[Originally posted at the International Labour Organization blog "Work in Progress" but has since been deleted.]
Tuesday, 7 October 2014
—Jon Messenger, ILO Team Leader, Working Conditions Group
I’ve been studying working hours since I joined the ILO in 2000 and I’ve never seen anything like it: article after article touting the benefits of a reduced work-week, with business leaders from Google co-founder Larry Page to Mexican billionaire Carlos Slim, all saying the same thing.
If you ask me, the idea of cutting back the workweek has finally reached critical mass. But it’s hardly a new idea—there are a lot of good reasons for moving towards a shorter, four-day workweek. Here are just a few of them.
1. Working too much is bad for your health
The costs of long working hours in terms of occupational health and safety are staggering. Cardiovascular diseases, gastrointestinal and reproductive problems, musculoskeletal disorders, chronic infections, mental health problems, and even higher rates of “all-cause mortality”—in other words, death! If you don’t believe me, ask workers in Japan and Korea, where words like karoshi and kwarosa—which literally mean “death from overwork”—are part of everyday vocabulary. Moving to a four-day workweek would help to reduce these serious health issues and their associated costs.
—The regulation of working time is one of the oldest concerns of labour legislation. Already in the early 19th century it was recognized that working excessive hours posed a danger to workers’ health and to their families. Find out more
2. A shorter workweek would create more and better jobs
While some people are working too much, others aren’t able to work enough—namely those part-time workers who would prefer full-time jobs. During the global economic crisis, policies such as Kurzarbeit in Germany encouraged companies to respond to reduced demand for their products and services by reducing working hours instead of cutting jobs. For example, instead of laying-off 20 per cent of the workforce, employers could reduce working hours for all workers by 20 per cent—from five days a week to four. Similar measures can be used in good times as well. For example, when the legal workweek in Korea was cut from 44 to 40 hours per week, there were increases in both employment and productivity.

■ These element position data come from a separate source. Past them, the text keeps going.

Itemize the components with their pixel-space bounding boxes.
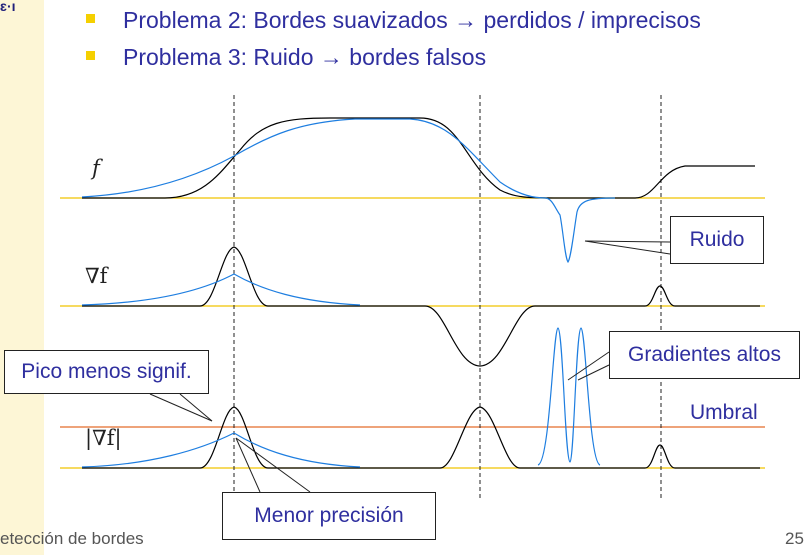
bullet-problema-2: Problema 2: Bordes suavizados → perdidos… bbox=[86, 7, 701, 34]
side-mark: ɛ·ı bbox=[0, 0, 16, 14]
footer-title: etección de bordes bbox=[0, 529, 144, 548]
pointer-pico bbox=[149, 393, 213, 422]
bullet-square-icon bbox=[86, 51, 95, 61]
callout-gradientes-altos: Gradientes altos bbox=[609, 331, 800, 379]
left-strip: ɛ·ı bbox=[0, 0, 44, 555]
pointer-pico-2 bbox=[179, 393, 213, 422]
label-umbral: Umbral bbox=[690, 401, 758, 424]
label-grad-f: ∇f bbox=[85, 264, 108, 288]
bullet-problema-3: Problema 3: Ruido → bordes falsos bbox=[86, 44, 486, 71]
callout-ruido: Ruido bbox=[670, 216, 764, 264]
pointer-menor-2 bbox=[235, 437, 311, 493]
callout-pico-menos-signif: Pico menos signif. bbox=[4, 350, 209, 394]
bullet-text-1: Problema 2: Bordes suavizados → perdidos… bbox=[123, 7, 701, 33]
pointer-gradientes bbox=[567, 351, 610, 381]
pointer-gradientes-2 bbox=[577, 364, 610, 381]
curve-absgrad-real bbox=[81, 432, 361, 468]
page-number: 25 bbox=[785, 529, 804, 548]
curve-absgrad-ideal bbox=[82, 406, 760, 469]
curve-grad-ideal bbox=[82, 246, 760, 367]
callout-menor-precision: Menor precisión bbox=[222, 492, 436, 540]
curve-f-real bbox=[81, 118, 616, 264]
curve-grad-real bbox=[81, 273, 361, 306]
pointer-menor bbox=[235, 437, 261, 493]
bullet-square-icon bbox=[86, 14, 95, 24]
curve-f-ideal bbox=[82, 117, 755, 199]
curve-absgrad-noise bbox=[537, 327, 601, 466]
label-abs-grad-f: |∇f| bbox=[85, 426, 122, 450]
bullet-text-2: Problema 3: Ruido → bordes falsos bbox=[123, 44, 487, 70]
label-f: f bbox=[92, 156, 100, 180]
pointer-ruido bbox=[584, 240, 671, 243]
pointer-ruido-2 bbox=[584, 240, 671, 255]
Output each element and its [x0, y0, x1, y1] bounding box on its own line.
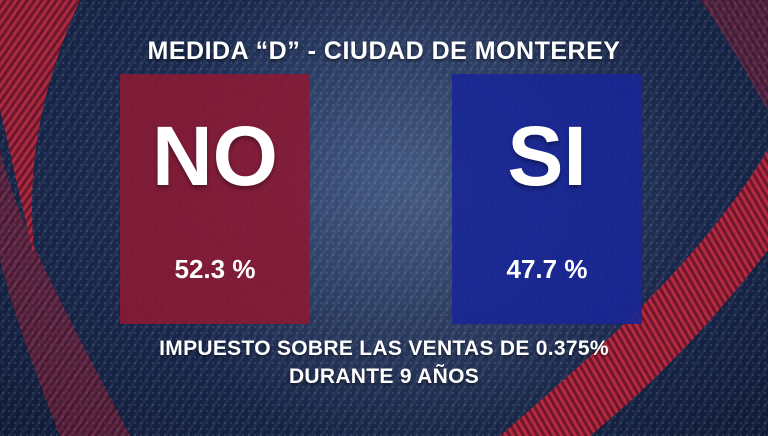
- no-label: NO: [152, 109, 278, 203]
- page-title: MEDIDA “D” - CIUDAD DE MONTEREY: [147, 37, 621, 65]
- measure-description: IMPUESTO SOBRE LAS VENTAS DE 0.375%: [159, 337, 609, 360]
- right-red-swoosh: [500, 0, 768, 436]
- si-label: SI: [507, 109, 587, 203]
- no-result-panel: NO 52.3 %: [120, 74, 310, 324]
- no-percent: 52.3 %: [174, 254, 256, 284]
- left-red-swoosh: [0, 0, 130, 436]
- si-result-panel: SI 47.7 %: [452, 74, 642, 324]
- si-percent: 47.7 %: [506, 254, 588, 284]
- measure-duration: DURANTE 9 AÑOS: [288, 365, 480, 388]
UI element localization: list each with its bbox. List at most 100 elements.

3. We’re more productive when we work less
In many parts of the world, it’s taken as an article of faith that long working hours equal high productivity. The problem is that it simply isn’t true. On the contrary, many of those countries where workers work the longest have relatively low labour productivity. This is particularly true in work environments that encourage presenteeism, or “face time”, which is all about showing your boss how hard you are working—instead of actually doing the work. But “face time” is waste time: it doesn’t increase your productivity or improve your results. Shorter working hours, by contrast, have been shown to boost workers’ motivation, lower absenteeism, reduce the risk of mistakes and accidents, and discourage employee turnover. So cutting the workweek isn’t just good for workers, it’s good for businesses, too.
“A new study has shown that a shorter workweek was directly related to an increase in overall life satisfaction, or ‘happiness’.”
4. Working less would be good for the environment
With all the talk about “greening” our economies these days, people seldom talk about cutting work hours. Yet, it’s pretty clear that the more we work, the bigger our “carbon footprint” will be. Cutting back on the number of days that we work—and thus the number of times that we have to commute from our homes to our workplaces—is bound to save energy, reduce carbon emissions and ultimately make for a “greener” economy.
5. Working fewer days would make us happier
A number of studies have identified regular long working hours as an important predictor of work-life conflict. This may sound obvious, especially to anyone with kids or elderly parents to care for, but the facts show that long work weeks can lead to more stress and anxiety at home. In fact, a new study has shown that a shorter workweek was directly related to an increase in overall life satisfaction, or “happiness”.
Summing it all up, there are a lot of good reasons for reducing working hours and moving to a shorter workweek. If the workweek is already five days—as it is in most advanced economies—then moving to a four-day workweek doesn’t just make good sense, it is the next step in the long road to a happier, healthier, and more sustainable society.